Nothing was particularly challenging regarding building this library, but I did spend a little more time focusing on CI/CD. My goal, that I ultimately achieved, was to completely automate the process of publishing the package to NPM. Upon pushing a new tag to the repo (such as v0.1.0), my Github Actions workflow builds and tests the package, extracts the version number from the tag, updates the package.json with the new version number, checks out the main branch and pushes the updated package.json, and then publishes the package to NPM.

name: Publish Package

on:
    push:
        tags:
            - "*"

jobs:
    publish-npm:
        runs-on: ubuntu-latest
        services:
            mycokv:
                image: wvaviator/mycokv:latest
                ports:
                    - 6922:6922
        steps:
            - uses: actions/checkout@v3

            - name: Set up Node.js
              uses: actions/setup-node@v3
              with:
                  node-version: "16.x"
                  registry-url: "https://registry.npmjs.org/"

            - name: Install Dependencies
              run: yarn install

            - name: Build and Test
              run: |
                  yarn build
                  yarn test

            - name: Extract Version from Tag
              run: |
                  TAG_VERSION=${GITHUB_REF#refs/tags/v}
                  echo "Extracted version: $TAG_VERSION"
                  jq '.version="'$TAG_VERSION'"' package.json > temp.json && mv temp.json package.json
                  echo "Updated package.json version to $TAG_VERSION"

            - name: Commmit package.json to Main Branch
              run: |
                  git config user.name 'github-actions[bot]'
                  git config user.email 'github-actions[bot]@users.noreply.github.com'
                  git fetch origin main:main
                  git checkout main
                  git add package.json
                  git commit -m "bump package version [skip ci]"
                  git push origin main
                  echo "Committed updated package.json file to active branch"

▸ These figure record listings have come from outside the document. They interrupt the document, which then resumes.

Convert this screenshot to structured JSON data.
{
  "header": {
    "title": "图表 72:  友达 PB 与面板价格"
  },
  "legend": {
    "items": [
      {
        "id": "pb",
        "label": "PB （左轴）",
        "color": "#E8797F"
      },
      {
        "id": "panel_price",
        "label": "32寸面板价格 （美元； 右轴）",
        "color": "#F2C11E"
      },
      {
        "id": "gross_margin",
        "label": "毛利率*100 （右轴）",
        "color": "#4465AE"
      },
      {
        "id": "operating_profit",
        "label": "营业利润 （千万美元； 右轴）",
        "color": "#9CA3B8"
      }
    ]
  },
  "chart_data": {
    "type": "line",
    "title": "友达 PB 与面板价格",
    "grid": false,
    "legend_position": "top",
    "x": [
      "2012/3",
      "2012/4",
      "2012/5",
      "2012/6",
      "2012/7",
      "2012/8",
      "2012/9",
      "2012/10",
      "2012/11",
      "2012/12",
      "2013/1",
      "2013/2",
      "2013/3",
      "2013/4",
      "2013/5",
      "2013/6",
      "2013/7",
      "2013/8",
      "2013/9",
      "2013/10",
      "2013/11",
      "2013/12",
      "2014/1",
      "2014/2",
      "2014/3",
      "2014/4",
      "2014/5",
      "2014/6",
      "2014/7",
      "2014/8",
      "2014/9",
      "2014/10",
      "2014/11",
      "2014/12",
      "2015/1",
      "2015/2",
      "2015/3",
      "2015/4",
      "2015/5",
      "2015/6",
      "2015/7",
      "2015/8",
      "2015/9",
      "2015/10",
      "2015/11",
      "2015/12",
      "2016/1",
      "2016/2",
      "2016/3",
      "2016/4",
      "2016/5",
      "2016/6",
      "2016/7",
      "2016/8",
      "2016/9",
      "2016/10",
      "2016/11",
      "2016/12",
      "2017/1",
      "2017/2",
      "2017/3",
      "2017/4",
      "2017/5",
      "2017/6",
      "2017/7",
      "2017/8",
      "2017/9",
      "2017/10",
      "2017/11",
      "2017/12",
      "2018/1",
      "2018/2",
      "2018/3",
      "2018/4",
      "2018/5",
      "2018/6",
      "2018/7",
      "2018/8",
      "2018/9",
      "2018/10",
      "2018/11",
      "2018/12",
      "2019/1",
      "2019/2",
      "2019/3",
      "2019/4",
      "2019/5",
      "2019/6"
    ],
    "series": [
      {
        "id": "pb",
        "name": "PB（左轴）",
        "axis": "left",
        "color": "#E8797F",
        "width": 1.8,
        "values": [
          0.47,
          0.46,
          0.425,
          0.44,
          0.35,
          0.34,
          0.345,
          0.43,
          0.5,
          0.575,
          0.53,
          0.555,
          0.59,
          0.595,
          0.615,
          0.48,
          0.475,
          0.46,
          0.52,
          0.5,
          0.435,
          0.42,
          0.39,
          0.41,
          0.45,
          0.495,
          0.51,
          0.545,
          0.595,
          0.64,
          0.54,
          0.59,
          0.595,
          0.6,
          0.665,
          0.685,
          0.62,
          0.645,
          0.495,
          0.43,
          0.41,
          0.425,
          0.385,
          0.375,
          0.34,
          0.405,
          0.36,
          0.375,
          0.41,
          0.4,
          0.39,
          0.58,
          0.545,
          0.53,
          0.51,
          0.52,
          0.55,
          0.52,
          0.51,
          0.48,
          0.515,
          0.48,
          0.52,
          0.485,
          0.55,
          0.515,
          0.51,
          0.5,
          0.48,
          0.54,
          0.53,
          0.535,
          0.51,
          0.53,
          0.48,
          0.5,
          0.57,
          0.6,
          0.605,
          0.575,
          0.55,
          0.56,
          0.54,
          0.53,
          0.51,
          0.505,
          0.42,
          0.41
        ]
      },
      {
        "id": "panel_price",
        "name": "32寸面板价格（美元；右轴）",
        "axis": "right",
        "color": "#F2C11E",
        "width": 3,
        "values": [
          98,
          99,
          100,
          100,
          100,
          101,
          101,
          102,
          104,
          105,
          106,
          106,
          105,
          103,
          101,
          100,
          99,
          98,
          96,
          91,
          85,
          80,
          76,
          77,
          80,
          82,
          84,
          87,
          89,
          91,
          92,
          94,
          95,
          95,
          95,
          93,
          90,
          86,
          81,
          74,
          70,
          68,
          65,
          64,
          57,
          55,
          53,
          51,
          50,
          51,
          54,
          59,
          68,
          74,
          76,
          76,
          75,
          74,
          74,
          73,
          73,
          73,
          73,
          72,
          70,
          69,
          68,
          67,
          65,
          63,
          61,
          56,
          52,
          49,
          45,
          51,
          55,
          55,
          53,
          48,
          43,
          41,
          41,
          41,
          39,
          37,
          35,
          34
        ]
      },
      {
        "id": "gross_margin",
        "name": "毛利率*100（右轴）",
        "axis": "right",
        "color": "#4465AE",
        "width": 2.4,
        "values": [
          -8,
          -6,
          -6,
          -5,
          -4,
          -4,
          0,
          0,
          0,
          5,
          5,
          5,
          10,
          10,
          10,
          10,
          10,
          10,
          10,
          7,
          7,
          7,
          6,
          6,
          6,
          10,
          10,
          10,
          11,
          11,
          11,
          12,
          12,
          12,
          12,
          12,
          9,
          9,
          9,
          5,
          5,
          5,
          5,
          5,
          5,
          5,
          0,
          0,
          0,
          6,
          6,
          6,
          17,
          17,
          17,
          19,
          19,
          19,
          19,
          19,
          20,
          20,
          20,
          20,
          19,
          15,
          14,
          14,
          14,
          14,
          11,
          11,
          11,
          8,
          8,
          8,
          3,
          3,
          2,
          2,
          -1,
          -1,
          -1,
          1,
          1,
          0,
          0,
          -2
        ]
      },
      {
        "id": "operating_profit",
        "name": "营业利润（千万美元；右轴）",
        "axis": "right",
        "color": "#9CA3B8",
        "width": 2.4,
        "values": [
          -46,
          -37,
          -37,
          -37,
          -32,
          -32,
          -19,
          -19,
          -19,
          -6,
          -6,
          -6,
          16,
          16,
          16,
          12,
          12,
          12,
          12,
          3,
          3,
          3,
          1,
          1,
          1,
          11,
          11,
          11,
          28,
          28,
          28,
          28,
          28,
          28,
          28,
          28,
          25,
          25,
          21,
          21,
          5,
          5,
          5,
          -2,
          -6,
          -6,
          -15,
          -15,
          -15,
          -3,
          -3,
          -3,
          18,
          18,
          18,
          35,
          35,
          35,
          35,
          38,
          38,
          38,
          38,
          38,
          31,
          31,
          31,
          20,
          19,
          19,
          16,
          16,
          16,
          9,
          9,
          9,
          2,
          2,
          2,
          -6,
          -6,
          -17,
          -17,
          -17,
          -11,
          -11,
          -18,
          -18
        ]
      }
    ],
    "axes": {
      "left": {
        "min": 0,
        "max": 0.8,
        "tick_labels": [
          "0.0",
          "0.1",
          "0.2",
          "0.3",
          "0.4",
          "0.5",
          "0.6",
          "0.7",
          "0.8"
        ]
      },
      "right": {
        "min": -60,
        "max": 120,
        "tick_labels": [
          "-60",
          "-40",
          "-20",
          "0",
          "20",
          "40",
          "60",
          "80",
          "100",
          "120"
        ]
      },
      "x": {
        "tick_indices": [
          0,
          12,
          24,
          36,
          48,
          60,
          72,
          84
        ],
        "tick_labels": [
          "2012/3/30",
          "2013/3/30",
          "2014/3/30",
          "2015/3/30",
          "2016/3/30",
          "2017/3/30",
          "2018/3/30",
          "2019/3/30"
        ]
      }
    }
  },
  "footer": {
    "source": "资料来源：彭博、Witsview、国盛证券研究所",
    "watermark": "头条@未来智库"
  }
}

            - name: Publish to NPM
              run: yarn publish --non-interactive
              env:
                  NODE_AUTH_TOKEN: ${{ secrets.NPM_TOKEN }}

Conclusion

I do intend to continue developing and adding features. In addition to the write-ahead log modifications I mentioned before, I would also like to build drivers for other languages such as Java, Python, etc., which would be a great opportunity to learn how libraries are built in published in those ecosystems.

I'd also like to add more web security to the database as well. Right now, it is not really fit for use in any kind of production application. Since its network communication is just simple text, anyone could submit commands to the database. Adding some sort of asymmetric encryption, along with authentication and authorization, would be a fun and interesting challenge.

The last thing that I would eventually like to add is a web application for managing the database. Perhaps even a website where a user can pay for and provision an instance of MycoKV in the cloud. I suppose that might be a bit out of the realm of possibility for a solo developer such as myself, but it could still be fun nonetheless.